Mit Blick auf die “Unregelmäßigkeiten„ in der Bremer Außenstelle des Bundesamtes für Migration und Flüchtlinge (Bamf) betonte der Minister, dass die betreffenden Asylbescheide vom Bamf nochmals überprüft würden. Auch werde der Bundesrechnungshof prüfen, ob sich beim Bamf “systemische Mängel ergeben, die zu Veränderungen führen müssen„. Zugleich machte er deutlich, dass er eine parlamentarische Aufarbeitung der Vorfälle begrüßen würde, falls das Parlament einen Untersuchungsausschuss einsetzen sollte.
AfD: Temporär Schutzbedürftige zurückführen
Dr.
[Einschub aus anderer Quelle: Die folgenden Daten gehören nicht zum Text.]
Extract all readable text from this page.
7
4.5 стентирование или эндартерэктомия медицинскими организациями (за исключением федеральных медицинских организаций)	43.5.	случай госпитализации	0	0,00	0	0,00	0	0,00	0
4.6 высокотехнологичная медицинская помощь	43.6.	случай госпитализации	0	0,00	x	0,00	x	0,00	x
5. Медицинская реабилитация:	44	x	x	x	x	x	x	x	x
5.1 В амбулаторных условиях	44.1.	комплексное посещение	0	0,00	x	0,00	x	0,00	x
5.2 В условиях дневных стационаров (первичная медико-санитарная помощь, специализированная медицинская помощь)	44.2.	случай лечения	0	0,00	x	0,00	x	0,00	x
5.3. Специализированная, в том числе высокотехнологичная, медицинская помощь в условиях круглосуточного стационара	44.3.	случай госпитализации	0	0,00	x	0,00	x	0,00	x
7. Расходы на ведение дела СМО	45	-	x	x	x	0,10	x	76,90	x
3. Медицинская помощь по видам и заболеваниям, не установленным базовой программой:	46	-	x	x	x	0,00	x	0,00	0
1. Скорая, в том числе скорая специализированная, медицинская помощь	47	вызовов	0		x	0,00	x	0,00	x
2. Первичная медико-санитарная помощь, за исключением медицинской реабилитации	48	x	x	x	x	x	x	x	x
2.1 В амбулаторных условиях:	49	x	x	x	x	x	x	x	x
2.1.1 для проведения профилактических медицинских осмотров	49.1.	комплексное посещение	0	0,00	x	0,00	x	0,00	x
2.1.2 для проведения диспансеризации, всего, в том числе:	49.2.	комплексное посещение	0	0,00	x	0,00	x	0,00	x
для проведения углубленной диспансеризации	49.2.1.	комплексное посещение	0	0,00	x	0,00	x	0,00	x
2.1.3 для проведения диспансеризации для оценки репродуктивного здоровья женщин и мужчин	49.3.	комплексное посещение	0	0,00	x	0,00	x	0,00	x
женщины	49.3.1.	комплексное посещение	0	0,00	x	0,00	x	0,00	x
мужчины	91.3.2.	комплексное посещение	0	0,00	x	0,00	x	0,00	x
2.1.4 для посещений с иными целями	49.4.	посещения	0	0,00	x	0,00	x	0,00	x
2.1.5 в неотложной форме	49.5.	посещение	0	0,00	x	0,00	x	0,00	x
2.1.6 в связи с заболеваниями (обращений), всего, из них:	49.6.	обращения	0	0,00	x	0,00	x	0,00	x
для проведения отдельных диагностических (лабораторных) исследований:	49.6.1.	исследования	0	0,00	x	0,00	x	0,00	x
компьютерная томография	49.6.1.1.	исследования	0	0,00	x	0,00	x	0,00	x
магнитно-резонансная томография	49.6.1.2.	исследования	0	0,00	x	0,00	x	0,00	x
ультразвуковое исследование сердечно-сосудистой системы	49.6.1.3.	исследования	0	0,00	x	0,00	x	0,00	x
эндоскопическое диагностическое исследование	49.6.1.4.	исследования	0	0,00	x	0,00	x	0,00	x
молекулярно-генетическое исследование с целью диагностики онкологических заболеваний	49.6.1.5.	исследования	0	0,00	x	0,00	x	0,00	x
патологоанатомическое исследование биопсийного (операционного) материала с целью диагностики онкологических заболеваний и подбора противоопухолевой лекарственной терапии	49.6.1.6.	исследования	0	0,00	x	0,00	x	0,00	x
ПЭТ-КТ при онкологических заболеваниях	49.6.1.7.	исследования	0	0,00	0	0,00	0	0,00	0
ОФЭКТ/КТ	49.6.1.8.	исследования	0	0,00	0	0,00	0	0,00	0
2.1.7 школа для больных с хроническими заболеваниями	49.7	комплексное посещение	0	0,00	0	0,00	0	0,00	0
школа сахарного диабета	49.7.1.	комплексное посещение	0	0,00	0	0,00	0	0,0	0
Gottfried Curio (AfD) sagte, bei der Aufrechterhaltung der inneren Sicherheit werde “geknausert„, beim “Import„ von Zuwanderern dagegen “schöpfen wir aus dem Vollen„. Was “hier bei innerer Sicherheit skandalös fehlt„, werde dort “gerne verschwendet„. Dies sei Veruntreuung.
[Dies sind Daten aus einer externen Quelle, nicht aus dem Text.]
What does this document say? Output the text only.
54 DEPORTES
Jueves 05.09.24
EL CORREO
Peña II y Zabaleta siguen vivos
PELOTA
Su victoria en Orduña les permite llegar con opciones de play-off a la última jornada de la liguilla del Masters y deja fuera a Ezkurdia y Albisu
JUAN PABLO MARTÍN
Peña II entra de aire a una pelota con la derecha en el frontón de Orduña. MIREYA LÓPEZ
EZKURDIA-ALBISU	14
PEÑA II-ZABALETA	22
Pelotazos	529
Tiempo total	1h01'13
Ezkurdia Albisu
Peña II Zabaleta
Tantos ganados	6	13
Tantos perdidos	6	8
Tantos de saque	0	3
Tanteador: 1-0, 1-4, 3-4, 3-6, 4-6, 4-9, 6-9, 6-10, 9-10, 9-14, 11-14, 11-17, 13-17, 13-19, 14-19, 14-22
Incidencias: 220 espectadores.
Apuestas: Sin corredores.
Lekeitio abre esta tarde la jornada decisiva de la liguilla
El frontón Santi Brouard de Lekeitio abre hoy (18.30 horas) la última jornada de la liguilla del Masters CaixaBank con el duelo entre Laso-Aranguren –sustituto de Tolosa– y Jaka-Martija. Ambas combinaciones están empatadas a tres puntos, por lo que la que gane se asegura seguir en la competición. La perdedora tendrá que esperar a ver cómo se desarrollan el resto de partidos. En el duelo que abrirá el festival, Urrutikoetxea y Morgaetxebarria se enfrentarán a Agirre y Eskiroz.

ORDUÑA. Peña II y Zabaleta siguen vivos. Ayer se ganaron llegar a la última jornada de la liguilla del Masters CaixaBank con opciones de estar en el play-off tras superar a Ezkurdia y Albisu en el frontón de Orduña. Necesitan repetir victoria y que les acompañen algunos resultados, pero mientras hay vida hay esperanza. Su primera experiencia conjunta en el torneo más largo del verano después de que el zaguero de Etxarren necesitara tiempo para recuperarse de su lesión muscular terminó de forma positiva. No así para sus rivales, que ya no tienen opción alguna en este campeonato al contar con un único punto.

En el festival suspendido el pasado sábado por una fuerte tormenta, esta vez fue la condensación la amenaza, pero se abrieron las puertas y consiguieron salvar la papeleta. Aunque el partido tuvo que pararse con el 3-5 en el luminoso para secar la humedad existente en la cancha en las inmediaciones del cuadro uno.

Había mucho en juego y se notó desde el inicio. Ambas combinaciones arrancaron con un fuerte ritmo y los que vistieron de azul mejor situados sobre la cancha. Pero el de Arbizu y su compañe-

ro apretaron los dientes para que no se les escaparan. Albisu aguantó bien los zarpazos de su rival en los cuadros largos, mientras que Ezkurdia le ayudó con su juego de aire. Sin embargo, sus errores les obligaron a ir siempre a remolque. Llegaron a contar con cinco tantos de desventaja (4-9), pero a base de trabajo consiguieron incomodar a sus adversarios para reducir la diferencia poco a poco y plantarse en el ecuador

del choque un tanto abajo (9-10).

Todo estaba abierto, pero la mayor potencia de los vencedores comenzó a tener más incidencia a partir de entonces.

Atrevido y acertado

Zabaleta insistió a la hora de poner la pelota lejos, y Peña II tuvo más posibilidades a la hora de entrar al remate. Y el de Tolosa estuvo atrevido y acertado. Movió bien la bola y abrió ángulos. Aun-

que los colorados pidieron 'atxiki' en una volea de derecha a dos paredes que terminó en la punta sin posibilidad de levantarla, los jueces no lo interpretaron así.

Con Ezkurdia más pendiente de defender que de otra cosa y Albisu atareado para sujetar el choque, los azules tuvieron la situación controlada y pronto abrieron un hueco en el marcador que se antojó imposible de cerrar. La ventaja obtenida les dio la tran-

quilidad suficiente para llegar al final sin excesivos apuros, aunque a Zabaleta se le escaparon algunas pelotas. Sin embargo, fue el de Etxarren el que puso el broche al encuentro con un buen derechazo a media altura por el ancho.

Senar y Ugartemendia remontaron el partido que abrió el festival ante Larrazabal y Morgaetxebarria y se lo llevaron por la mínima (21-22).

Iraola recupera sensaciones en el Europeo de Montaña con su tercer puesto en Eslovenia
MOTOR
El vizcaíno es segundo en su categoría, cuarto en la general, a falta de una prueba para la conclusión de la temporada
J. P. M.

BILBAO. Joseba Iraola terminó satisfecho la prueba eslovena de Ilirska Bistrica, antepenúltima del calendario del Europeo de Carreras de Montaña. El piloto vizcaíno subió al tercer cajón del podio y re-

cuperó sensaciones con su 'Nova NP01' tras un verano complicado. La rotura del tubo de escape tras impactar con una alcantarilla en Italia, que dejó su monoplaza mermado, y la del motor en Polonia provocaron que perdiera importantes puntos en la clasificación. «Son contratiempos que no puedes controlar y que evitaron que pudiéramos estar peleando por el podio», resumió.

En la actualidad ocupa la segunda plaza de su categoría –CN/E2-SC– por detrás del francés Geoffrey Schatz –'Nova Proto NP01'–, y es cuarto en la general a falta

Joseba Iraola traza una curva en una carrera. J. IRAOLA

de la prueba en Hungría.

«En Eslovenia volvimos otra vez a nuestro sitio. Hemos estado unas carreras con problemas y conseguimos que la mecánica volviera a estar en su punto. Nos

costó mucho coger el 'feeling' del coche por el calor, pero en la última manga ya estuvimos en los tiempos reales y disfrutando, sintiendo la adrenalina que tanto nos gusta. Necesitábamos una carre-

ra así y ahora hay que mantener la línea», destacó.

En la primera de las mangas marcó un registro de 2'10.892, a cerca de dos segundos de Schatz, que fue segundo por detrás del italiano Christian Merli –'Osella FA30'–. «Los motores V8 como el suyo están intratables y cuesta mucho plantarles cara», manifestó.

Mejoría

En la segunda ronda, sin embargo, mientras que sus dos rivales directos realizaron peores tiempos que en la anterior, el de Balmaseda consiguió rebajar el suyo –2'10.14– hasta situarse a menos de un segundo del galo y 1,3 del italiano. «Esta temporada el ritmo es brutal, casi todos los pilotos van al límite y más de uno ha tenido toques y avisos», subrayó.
“Wer seinen Haushalt berechnen will, schließe erst mal die Haustür„, fügte Curio hinzu. Wer über sichere Länder nach Deutschland gekommen sei, müsse zurück, und “temporär Schutzbedürftige„ seien nicht zu integrieren, “sondern baldmöglichst zurückzuführen„.
SPD: Gelungene Integration beste Sicherheitspolitik
Martin Gerster (SPD) hob hervor, dass die Große Koalition der Bundespolizei allein in diesem Jahr mehr als 1.850 neue Stellen verschaffe. Hinzu kämen weitere neue Stellen unter anderem beim Bundeskriminalamt und beim Verfassungsschutz. Damit würden die Sicherheitsbehörden des Bundes in bisher ungekanntem Ausmaß gestärkt.
Gerster verwies zugleich darauf, dass die Mittel für Integrations- und Orientierungskurse binnen weniger Jahren verdreifacht worden seien. Eine gelungene Integration sei auch die beste Sicherheitspolitik.
FDP kritisiert Koalitionspläne zum Familiennachzug
Dr. Stefan Ruppert (FDP) kritisierte die Koalitionspläne zum Familiennachzug zu subsidiär geschützten Flüchtlingen als “nicht sehr praktikabel„. “Hier müssen Sie dringend nacharbeiten – das ist keine gute Konzeption, die Sie da vorlegen„, fügte er hinzu.
Zugleich mahnte er eine Aufklärung der Vorgänge in der Bremer Bamf-Außenstelle an. Dabei verstöre es jedoch, “wenn diejenige, die sich die Aufklärung zum Anliegen gemacht hat„, nicht gehört, sondern strafversetzt werde.
Linke gegen “Hochrüsten von Spezialeinheiten„
Victor Perli (Die Linke) hielt Seehofer vor, das “Unsicherheitsgefühl„ zu stärken. Der Minister mache “nichts gegen Mietenwahnsinn und die Verdrängung aus den Städten„, sei aber sehr spendabel, wenn es um das “Aufrüsten der Sicherheitsbehörden„ gehe.
So stiegen die Ausgaben für Polizei und Geheimdienste um 200 Millionen Euro nach 250 Millionen Euro im Vorjahr. Die Linke sei für eine gute Ausrüstung und Bezahlung der Polizei, aber “nicht einverstanden mit dem Hochrüsten von Spezialeinheiten„.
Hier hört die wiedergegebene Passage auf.